Laju Berita – Dua orang pelaku yang telah merusak Gedung DPRD DIY saat demo menolak Omnibus Law pada Kamis (8/10) yang lalu telah dibekuk oleh polisi. Dua orang pelaku yang dibekuk kini diketahui masih berusia di bawah umur.

Kabid Humas Polda DIY, Kombes Pol Yuliyanto juga mengatakan, dua orang pelaku tersebut berinisial RAF (16) warga Kapanewon (Kecamatan) Gamping, Kabupaten Sleman dan RAP (16) warga Kapanewon (Kecamatan) Sleman, Kabupaten Sleman.

Kedua pelaku dibekuk usai polisi yang melakukan pencocokan rekaman video. Dari rekaman itu, kedua pelaku yang diduga melakukan perusakan papan nama DPRD DIY dan menggunakannya untuk melempari petugas yang berjaga.

“Setelah dilakukan pencocokan di video dengan beberapa data di media sosial, akhirnya kedua pelaku tersebut kami amankan. Keduanya diamankan di rumahnya masing-masing. Keduanya masih berusia di bawah umur,” katanya di Mapolresta Kota Yogyakarta.

Baca Juga : Jika MIT Melawan Saat Ditangkap, Kapolri Perintahkan Tembak Mati

Yuliyanto juga menjabarkan, pihaknya akan mengamankan sejumlah barang bukti dari kedua pelaku tersebut. Barang bukti ini yaitu jaket dan sepatu yang digunakan pelaku saat melakukan perusakan. Selain itu juga, polisi juga menyita potongan besi dan beberapa benda yang dilemparkan.

“Pelaku memakai jaket berwarna kuning. Di video itu yang bersangkutan memakai jaket warna kuning dan biru. Jadi kalau membuka kembali video yang TKP di depan tulisan Kantor DPRD DIY, yang pakai jaket kuning dan biru sudah diproses,” ungkapnya.

Selain dua pelaku, polisi sebelumnya juga telah menangkap dua pelaku lainnya yang berinisial D dan E. Keduanya ditangkap pada 14 Oktober yang lalu atas kasus perusakan gedung DPRD DIY.

“Untuk inisial D dan E ditangkap tanggal 14 Oktober lalu. Dalam waktu yang dekat berkas keduanya sudah sampai kejaksaan. Mudah-mudahan dalam waktu dekat sudah P-21,” kata Yuliyanto.

Dua pelaku itu disangkakan Pasal 170 ayat 1 KUHP. Ancaman hukuman dalam pasal itu adalah maksimal penjara 5 tahun 6 bulan.

Pihak kepolisian masih terus melakukan penyelidikan terhadap kasus demonstrasi yang menolak Omnibus Law yang berujung pada perusakan Gedung DPRD DIY. Yuliyanto menyebut masih dimungkinkan adanya penambahan tersangka terkait perusakan Gedung DPRD DIY maupun kawasan Malioboro.

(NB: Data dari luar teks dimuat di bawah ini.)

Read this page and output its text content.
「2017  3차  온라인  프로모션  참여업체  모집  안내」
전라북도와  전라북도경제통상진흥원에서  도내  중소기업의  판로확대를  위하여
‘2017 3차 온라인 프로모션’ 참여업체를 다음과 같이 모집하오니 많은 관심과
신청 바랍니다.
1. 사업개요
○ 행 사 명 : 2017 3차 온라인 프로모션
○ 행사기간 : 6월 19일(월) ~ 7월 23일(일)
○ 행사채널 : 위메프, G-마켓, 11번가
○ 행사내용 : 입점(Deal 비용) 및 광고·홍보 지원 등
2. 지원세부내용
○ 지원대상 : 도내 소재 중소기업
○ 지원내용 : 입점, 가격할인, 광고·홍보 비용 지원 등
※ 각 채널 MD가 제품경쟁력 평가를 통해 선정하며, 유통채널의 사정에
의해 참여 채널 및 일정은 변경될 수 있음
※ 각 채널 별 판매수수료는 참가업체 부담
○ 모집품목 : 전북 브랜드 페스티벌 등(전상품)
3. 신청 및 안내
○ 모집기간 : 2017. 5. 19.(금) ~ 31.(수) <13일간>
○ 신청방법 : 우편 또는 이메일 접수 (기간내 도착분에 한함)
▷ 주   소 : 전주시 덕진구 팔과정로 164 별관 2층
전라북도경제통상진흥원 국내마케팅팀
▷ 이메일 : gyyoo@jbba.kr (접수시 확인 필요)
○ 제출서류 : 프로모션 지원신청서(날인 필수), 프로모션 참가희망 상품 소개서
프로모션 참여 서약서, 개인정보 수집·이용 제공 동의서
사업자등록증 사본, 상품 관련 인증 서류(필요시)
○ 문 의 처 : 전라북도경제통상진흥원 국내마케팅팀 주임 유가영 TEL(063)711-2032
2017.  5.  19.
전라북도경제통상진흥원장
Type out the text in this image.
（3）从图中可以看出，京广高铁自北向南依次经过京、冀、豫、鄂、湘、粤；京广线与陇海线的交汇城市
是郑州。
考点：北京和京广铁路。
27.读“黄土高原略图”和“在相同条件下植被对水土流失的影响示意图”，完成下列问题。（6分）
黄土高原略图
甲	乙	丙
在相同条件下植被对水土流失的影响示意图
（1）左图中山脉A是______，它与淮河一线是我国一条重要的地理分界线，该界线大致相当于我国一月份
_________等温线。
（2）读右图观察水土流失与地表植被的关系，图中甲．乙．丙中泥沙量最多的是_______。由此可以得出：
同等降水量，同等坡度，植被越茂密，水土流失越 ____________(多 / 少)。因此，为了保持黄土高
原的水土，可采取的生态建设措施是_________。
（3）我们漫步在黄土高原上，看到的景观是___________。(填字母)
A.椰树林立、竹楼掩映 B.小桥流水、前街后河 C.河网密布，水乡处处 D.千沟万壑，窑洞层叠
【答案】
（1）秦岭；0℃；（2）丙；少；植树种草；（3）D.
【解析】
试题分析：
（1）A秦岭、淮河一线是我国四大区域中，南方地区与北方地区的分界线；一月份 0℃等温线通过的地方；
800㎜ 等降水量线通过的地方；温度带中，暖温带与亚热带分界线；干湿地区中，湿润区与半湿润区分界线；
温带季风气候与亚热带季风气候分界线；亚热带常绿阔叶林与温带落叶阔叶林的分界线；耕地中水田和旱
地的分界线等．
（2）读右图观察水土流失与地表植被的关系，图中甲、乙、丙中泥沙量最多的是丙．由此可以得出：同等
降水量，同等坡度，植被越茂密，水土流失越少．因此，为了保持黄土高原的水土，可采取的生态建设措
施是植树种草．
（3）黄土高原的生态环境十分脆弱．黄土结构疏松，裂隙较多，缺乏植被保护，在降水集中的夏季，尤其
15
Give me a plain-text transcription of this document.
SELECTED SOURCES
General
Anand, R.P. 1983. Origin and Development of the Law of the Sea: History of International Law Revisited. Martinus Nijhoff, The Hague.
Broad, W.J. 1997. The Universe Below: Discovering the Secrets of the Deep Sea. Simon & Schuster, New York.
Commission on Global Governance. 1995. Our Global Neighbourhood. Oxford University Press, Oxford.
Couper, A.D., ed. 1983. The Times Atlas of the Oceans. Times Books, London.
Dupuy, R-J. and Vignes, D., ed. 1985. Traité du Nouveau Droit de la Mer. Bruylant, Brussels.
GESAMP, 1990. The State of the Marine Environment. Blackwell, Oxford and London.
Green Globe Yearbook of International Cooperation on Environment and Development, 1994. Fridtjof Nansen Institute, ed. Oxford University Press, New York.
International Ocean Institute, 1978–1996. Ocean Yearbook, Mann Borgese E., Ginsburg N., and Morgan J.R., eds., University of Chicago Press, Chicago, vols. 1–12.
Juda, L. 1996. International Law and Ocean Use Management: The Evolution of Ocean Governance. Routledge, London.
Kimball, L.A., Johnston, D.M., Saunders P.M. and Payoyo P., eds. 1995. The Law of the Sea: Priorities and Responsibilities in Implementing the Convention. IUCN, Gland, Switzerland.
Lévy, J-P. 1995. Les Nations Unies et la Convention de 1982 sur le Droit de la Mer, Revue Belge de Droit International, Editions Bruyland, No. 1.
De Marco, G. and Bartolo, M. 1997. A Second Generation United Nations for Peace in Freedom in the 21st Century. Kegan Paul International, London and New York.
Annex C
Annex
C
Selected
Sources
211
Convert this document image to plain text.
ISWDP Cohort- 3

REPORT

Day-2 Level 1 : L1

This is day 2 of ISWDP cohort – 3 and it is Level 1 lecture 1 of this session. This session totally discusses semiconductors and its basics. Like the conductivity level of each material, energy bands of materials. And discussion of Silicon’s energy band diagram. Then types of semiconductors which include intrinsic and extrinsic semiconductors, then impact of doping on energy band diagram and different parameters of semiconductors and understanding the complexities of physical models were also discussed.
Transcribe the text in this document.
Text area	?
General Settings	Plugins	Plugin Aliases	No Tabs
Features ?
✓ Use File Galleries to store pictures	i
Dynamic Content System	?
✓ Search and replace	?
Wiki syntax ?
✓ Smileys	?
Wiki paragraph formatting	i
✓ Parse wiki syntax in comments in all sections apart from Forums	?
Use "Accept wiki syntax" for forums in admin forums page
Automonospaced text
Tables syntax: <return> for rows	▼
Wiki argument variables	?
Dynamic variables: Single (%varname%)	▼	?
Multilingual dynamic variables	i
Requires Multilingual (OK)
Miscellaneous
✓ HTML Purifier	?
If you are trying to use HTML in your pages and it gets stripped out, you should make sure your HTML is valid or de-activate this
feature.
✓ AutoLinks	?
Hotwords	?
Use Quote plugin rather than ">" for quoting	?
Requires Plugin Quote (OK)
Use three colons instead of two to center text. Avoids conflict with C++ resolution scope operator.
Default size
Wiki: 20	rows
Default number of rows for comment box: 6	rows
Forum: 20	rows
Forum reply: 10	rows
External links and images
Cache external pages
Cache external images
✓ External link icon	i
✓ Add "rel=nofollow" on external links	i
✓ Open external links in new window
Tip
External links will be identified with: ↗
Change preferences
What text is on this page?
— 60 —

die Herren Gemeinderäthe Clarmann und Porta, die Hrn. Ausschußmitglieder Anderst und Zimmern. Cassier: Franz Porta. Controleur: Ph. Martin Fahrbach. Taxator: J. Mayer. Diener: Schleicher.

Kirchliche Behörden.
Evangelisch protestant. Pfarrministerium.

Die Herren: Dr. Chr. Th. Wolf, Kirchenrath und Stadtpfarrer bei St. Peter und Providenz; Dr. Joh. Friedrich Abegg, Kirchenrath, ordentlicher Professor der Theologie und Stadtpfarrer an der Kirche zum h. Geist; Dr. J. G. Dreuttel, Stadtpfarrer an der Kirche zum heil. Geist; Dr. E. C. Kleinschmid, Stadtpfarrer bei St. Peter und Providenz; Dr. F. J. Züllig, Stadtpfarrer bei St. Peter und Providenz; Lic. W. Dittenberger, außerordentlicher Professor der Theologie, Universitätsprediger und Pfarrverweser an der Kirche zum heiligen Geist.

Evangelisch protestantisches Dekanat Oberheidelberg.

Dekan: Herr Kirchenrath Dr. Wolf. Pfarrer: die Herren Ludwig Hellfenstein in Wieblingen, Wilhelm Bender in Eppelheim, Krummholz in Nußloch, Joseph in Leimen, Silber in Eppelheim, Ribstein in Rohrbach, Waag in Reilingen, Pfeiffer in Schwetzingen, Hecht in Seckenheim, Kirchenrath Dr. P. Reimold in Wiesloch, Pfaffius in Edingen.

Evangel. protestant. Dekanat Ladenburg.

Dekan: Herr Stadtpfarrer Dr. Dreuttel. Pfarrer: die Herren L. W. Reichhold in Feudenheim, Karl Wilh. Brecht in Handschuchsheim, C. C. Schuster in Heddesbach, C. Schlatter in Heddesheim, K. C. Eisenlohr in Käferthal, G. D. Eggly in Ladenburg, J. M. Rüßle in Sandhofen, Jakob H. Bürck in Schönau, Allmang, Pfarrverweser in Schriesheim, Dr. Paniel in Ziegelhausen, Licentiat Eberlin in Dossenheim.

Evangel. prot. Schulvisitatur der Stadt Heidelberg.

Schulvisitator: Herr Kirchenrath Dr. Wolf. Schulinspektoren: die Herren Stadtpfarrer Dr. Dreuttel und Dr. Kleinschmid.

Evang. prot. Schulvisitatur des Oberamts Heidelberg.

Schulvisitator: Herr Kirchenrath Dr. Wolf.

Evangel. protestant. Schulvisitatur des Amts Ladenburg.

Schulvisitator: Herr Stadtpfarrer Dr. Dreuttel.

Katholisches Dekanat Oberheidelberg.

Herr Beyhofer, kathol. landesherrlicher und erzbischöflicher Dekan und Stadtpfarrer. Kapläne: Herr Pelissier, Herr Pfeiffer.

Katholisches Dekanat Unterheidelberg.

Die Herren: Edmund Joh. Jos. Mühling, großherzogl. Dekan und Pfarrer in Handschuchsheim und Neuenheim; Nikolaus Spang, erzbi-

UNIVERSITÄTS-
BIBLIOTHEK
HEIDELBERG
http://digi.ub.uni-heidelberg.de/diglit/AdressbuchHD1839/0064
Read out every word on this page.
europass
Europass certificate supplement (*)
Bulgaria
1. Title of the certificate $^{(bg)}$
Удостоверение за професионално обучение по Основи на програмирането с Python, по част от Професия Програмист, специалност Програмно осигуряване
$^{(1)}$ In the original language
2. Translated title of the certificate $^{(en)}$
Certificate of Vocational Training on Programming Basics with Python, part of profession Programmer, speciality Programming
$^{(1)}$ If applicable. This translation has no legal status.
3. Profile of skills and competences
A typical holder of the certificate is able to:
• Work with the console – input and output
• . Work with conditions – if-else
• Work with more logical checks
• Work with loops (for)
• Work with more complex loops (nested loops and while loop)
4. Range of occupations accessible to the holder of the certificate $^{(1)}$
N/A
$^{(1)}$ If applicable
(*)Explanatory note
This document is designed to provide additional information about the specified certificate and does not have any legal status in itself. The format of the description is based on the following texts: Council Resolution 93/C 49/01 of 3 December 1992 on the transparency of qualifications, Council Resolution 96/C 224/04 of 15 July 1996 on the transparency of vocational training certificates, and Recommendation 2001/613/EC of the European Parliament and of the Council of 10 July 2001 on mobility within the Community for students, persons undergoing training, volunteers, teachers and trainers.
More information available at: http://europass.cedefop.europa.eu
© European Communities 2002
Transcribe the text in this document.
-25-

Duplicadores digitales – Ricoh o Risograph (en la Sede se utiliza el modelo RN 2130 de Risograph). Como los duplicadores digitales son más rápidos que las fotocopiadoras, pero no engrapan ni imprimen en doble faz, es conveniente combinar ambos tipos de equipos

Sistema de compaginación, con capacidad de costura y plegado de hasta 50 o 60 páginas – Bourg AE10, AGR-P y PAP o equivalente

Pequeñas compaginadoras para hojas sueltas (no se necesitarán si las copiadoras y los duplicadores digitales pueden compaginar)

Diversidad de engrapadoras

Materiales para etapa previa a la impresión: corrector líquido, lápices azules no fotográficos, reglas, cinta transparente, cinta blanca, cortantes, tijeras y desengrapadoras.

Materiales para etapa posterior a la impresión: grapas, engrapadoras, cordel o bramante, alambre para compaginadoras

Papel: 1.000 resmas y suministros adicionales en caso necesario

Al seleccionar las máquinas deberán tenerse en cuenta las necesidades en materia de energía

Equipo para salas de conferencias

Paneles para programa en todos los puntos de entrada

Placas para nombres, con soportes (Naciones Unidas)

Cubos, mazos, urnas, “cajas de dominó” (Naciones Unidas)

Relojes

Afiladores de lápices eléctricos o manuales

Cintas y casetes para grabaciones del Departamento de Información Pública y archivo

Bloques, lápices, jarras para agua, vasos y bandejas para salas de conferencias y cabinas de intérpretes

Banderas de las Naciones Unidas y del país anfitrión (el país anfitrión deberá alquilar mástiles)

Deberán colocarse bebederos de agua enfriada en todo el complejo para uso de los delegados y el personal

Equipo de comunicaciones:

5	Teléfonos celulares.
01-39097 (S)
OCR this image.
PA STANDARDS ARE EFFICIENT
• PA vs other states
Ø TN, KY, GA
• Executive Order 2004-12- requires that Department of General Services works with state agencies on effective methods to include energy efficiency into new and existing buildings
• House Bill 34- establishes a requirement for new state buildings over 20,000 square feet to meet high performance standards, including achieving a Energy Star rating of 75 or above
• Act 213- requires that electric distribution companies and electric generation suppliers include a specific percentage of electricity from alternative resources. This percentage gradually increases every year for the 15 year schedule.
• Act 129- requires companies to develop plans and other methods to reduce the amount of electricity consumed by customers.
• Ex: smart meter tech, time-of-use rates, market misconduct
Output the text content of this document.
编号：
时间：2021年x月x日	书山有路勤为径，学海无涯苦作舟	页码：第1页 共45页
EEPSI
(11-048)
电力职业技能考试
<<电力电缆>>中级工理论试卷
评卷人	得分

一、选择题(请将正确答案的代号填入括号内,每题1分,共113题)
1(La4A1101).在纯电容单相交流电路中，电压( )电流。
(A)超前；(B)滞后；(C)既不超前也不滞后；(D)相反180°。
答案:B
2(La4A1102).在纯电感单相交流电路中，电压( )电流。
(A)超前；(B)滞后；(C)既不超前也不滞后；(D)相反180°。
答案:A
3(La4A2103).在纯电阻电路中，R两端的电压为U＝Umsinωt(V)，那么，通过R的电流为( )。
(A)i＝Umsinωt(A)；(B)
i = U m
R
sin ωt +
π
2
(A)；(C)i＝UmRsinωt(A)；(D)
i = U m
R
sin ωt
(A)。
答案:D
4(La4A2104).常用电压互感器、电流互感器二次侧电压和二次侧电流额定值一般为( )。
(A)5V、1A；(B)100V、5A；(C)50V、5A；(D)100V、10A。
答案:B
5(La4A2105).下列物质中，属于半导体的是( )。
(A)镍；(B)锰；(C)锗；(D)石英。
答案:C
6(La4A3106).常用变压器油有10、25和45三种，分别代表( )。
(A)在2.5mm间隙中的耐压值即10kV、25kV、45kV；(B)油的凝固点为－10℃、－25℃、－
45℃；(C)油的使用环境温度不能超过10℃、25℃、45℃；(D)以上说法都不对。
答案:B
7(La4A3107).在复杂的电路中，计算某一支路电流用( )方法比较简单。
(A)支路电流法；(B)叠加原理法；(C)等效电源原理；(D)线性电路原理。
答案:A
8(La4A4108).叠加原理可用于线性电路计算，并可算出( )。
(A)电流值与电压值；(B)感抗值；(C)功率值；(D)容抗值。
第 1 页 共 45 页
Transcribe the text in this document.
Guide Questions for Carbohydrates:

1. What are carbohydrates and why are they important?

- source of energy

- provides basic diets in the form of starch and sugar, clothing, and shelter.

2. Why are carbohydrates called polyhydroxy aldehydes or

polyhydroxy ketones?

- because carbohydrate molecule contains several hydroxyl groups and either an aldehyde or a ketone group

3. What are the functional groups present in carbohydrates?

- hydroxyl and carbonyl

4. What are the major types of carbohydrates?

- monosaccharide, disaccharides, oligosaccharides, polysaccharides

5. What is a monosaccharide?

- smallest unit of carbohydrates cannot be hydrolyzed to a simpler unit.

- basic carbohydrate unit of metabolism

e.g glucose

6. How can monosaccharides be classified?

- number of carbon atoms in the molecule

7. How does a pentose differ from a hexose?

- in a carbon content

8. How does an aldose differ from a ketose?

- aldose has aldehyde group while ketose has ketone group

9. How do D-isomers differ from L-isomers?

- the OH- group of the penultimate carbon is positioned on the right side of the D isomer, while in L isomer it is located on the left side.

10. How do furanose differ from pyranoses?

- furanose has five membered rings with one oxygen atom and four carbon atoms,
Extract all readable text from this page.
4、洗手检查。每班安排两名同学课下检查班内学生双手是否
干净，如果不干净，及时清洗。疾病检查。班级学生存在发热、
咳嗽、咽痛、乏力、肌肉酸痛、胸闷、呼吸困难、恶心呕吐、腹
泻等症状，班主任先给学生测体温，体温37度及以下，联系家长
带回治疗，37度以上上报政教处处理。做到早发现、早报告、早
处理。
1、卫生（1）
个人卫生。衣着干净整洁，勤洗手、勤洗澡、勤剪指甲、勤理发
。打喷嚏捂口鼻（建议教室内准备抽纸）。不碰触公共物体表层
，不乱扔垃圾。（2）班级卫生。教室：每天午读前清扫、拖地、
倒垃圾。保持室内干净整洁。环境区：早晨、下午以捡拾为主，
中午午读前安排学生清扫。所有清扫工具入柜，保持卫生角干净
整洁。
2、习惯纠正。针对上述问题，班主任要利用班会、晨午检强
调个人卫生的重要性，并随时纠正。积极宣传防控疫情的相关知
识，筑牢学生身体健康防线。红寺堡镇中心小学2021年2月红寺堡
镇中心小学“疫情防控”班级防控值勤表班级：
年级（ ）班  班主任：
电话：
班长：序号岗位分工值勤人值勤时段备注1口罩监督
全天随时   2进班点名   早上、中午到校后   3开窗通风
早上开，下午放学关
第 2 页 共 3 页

“Pasti ada kemungkinan bertambahnya tersangka. Untuk kasus perusakan di kawasan Malioboro tanggal 8 Oktober polisi memproses enam tersangka. Yang belum tertangkap tinggal tunggu waktu saja,” tutupnya.

Tinggalkan Balasan

Alamat email Anda tidak akan dipublikasikan. Ruas yang wajib ditandai *

Copyright © All rights reserved. | Newsphere by AF themes.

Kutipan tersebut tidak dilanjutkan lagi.